The time-varying impact of US monetary policy spillovers on small open economies: Evidence from Indonesia

Saba Ndayezhin Danladi

Department of Economics, ABU Business School, Ahmadu Bello University-Zaria, Nigeria.

Aliyu Rafindadi Sanusi

Department of Economics, ABU Business School, Ahmadu Bello University-Zaria, Nigeria.


Keywords: Indonesia, Macroeconomic variables, Monetary policy spillover, Small open economy, Time-varying VAR, US.

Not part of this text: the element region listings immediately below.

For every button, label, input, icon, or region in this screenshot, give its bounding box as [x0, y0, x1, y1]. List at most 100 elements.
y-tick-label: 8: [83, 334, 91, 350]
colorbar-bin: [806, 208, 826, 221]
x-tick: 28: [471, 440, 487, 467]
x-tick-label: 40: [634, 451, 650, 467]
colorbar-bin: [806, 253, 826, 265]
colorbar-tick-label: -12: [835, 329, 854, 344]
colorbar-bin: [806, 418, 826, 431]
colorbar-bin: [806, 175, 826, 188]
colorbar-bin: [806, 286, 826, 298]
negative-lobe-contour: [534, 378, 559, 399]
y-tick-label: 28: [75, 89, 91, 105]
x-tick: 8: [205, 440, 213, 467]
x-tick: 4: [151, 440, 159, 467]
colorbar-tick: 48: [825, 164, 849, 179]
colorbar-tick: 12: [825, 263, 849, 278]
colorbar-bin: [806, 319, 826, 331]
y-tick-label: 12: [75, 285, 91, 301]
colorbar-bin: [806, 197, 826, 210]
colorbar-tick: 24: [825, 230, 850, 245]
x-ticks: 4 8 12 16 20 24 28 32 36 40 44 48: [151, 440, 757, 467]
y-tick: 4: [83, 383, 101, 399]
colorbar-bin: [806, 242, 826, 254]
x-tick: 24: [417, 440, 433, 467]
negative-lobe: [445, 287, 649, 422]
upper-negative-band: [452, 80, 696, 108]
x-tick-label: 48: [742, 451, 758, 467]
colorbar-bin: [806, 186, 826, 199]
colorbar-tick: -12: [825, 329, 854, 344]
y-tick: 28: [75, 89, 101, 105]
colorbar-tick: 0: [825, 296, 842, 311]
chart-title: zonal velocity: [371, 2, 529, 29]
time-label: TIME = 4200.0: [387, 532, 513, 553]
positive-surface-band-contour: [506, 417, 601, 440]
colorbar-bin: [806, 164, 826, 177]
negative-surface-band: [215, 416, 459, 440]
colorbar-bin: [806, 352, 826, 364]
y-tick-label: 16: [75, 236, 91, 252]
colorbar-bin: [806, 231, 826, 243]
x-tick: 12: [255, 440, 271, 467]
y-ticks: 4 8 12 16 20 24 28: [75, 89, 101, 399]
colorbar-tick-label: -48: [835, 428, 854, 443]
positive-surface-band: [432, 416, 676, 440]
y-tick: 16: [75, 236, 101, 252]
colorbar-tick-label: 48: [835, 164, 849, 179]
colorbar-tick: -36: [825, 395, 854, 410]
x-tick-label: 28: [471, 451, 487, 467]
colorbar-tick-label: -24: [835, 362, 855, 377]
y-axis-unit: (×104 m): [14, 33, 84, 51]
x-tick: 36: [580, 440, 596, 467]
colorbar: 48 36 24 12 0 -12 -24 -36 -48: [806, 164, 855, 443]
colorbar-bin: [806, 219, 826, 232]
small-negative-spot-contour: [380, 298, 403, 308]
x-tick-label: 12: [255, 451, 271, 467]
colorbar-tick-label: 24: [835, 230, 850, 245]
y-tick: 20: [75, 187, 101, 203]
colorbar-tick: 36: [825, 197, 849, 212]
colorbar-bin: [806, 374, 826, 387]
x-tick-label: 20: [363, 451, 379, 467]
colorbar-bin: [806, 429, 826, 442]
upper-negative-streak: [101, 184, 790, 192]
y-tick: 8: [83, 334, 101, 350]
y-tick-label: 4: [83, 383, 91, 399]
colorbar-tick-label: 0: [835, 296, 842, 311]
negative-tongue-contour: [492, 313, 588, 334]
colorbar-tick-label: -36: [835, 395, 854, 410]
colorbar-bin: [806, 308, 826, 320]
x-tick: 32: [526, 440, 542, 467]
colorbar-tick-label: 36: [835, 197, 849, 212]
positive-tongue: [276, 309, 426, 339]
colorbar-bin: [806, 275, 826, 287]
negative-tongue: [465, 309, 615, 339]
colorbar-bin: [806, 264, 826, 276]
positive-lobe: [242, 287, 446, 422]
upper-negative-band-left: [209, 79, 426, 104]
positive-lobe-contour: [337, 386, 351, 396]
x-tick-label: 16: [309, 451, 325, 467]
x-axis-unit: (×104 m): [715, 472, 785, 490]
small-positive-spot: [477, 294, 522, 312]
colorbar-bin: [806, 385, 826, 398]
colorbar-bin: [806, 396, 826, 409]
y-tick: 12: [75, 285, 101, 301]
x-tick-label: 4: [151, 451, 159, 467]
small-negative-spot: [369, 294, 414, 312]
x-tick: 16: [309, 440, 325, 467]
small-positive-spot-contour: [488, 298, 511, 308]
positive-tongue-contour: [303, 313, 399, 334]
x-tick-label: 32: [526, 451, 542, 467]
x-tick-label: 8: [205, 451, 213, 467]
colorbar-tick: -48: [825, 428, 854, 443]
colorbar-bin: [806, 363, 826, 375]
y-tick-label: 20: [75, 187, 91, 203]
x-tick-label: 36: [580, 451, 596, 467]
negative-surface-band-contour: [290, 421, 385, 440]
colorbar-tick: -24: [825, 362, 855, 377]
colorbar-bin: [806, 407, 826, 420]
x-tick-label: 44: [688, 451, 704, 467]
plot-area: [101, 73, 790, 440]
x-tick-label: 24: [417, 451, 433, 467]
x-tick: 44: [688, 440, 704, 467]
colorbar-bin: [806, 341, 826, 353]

This study examines the impact of the US monetary policy spillover on Indonesia’s macroeconomic and financial variables using quarterly data for the period 2000–2020 for both domestic and US variables.  The study uses a Bayesian form of a time-varying parameter (TVP) vector autoregressive (VAR) model with stochastic volatility to look at how real GDP, inflation, the exchange rate, the stock market return, and the monetary policy rate react to a shock in US monetary policy. We find that US monetary policy spillovers, on average, boost Indonesia’s real GDP, stock market returns, and bilateral exchange rate vis a vis the US Dollar but also trigger domestic inflation beyond what Indonesia’s policy reaction could counteract.  However, there are significant differences between the variables' responses to easing and tightening shocks, on the one hand, and conventional vs. unconventional monetary policy, on the other. Finally, we found substantial time variation corresponding to major global events, including the Global Financial Crisis and implementation of unconventional monetary policy, the taper tantrum of 2013–2014, and the severe lockdown in the wake of the COVID-19 pandemic in 2019–2020. These findings underscore the importance for policymakers in Indonesia to closely monitor and anticipate the impact of US monetary policy spillovers on domestic macroeconomic variables. This knowledge can inform more effective policy responses and risk management strategies to safeguard economic stability and promote sustainable growth.